Chapter 2 - Dalam Kegundahan

333 20 0
                                    

"Apa? Kenapa bisa begitu?" teriak Rica Rahima berapi-api.

Sepulang mengantarkan Diva Marischa Nayaka, anaknya, ia mendapati suaminya itu sudah di rumah. Duduk terpekur sambil memegangi kepala dengan kedua tangannya di ruang kerja.

Instingnya sebagai istri mengatakan bahwa ada sesuatu yang yang sedang dihadapi suaminya itu karena suaminya itu jarang sekali ada di rumah saat sore hari. Dan dilihat dari perilaku Rasena saat ini, Rica menduga pasti sesuatu yang buruk telah terjadi.

"Aku juga tidak tahu kenapa. Tapi katanya pemilik proyek tersandung masalah suap atau bagaimana aku tak tahu dengan jelas. Yang pasti megaproyek yang kukerjakan mangkrak dan aku tak dapat apa-apa," jelas Rasena pada istrinya.

"Lalu bagaimana dengan kita? Apa kau tak punya apa-apa lagi? Apa kita harus kehilangan semuanya?" tanya Rica panik.

Selama ini Rica sudah hidup dengan nyaman sebagai Nyonya Nayaka. Kalau sampai perusahaan konstruksi suaminya sampai gulung tikar, ia tak bisa membayangkan apa yang akan terjadi dengan keluarganya.

"Aku masih berusaha. Ada beberapa pinjaman yang jatuh tempo, tapi aku akan menyelesaikannya. Kau jangan khawatir!"

"Bagaimana aku tidak khawatir. Kalau sampai terjadi apa-apa tentu seluruh keluarga kita yang akan terkena dampaknya. Karier Diva baru saja naik. Apa bisa tersandung skandal keluarga seperti ini? Kita harus memikirkan masa depannya juga," ucap Rica lagi.

Rasena mengeluh dalam hati. Bukan hanya perusahaan yang membebani pikirannya saat ini, tapi juga kelangsungan hidup keluarganya, terutama anak-anaknya.

"Aku akan pikirkan semuanya. Keputusanku tak akan merugikan siapa pun, terutama keluargaku sendiri," ucap Rasena meyakinkan istrinya.

"Harus begitu. Aku tak mau masalah perusahaan sampai mengganggu ketenteraman rumah kita.

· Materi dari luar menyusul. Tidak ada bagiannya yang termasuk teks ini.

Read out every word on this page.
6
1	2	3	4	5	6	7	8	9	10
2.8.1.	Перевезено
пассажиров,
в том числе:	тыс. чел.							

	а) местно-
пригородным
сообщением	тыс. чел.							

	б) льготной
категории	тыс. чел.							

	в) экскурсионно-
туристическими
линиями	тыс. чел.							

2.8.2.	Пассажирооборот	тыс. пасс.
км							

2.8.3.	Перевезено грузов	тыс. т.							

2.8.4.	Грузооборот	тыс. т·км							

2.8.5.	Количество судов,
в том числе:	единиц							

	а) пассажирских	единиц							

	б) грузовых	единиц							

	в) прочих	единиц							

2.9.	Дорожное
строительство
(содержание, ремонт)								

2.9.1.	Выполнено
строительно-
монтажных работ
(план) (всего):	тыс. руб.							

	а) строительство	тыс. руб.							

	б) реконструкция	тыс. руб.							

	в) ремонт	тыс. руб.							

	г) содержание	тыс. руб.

Apa pun yang terjadi aku ingin rumah kita tetap nyaman dan tenteram," kata Rica, lalu keluar dari ruang kerja suaminya.

Rasena menyandarkan tubuhnya kasar. Tampaknya peliknya masalah hidup hanya ia sendiri yang bisa merasakan dan menyelesaikannya. Rasena menangkupkan kedua telapak tangannya ke atas meja kerja. Kepalanya yang berat pun ia sandarkan di sana. Otaknya rasanya tak bisa diajak kerja sama apalagi oranr-orang di sekelilingnya.

Rasena terbangun dan membuka matanya cepat saat tubuhnya diguncang keras oleh seseorang. Rupanya ia sempat tertidur tadi. Ia menegakkan tubuhnya dan mendapati Anna, putri sulungnya tengah memegang pundaknya dan membangunkan tidurnya yang kurang nyaman.

"Papa kenapa nggak tidur di kamar saja," kata Anna setelah Rasena terbangun dari tidurnya yang menelungkup di atas meja kerja.

Sepulang kuliah, Anna melihat ruang kerja ayahnya terang benderang. Ia tak mendapati ibunya dan Diva di rumah. Pasti mereka pulang malam lagi, bahkan mungkin pula menjelang dini hari baru pulang.

Sejak karier Diva sebagai pemain sinetron dan model makin menanjak, adiknya itu sering tidak ada di rumah. Pagi sebelum Anna berangkat kuliah, adiknya itu masih tidur. Malam pun Diva masih syuting sehingga membuat rumahnya sepi.

"Baru pulang kuliah?" tanya Rasena pada Anna yang mengenyakkan pantatnya ke sofa empuk dekat jendela ruang kerja Rasena.

Anna hanya mengangguk sambil meneguk gelas kecil air mineral yang selalu ada di atas meja kecil di ujung sofa.

"Diva belum pulang?" tanya Rasena lagi.

"Kalau nggak tengah malam, biasanya dini hari," jawab Anna singkat.

"Papa kenapa tidur di sini? Di kamar kan lebih nyaman," imbuh Anna saat ayahnya hanya terdiam menatapnya.

"Papa sedang banyak kerjaan. Maunya istirahat sebentar malahan ketiduran," jawab Rasena sambil tersenyum.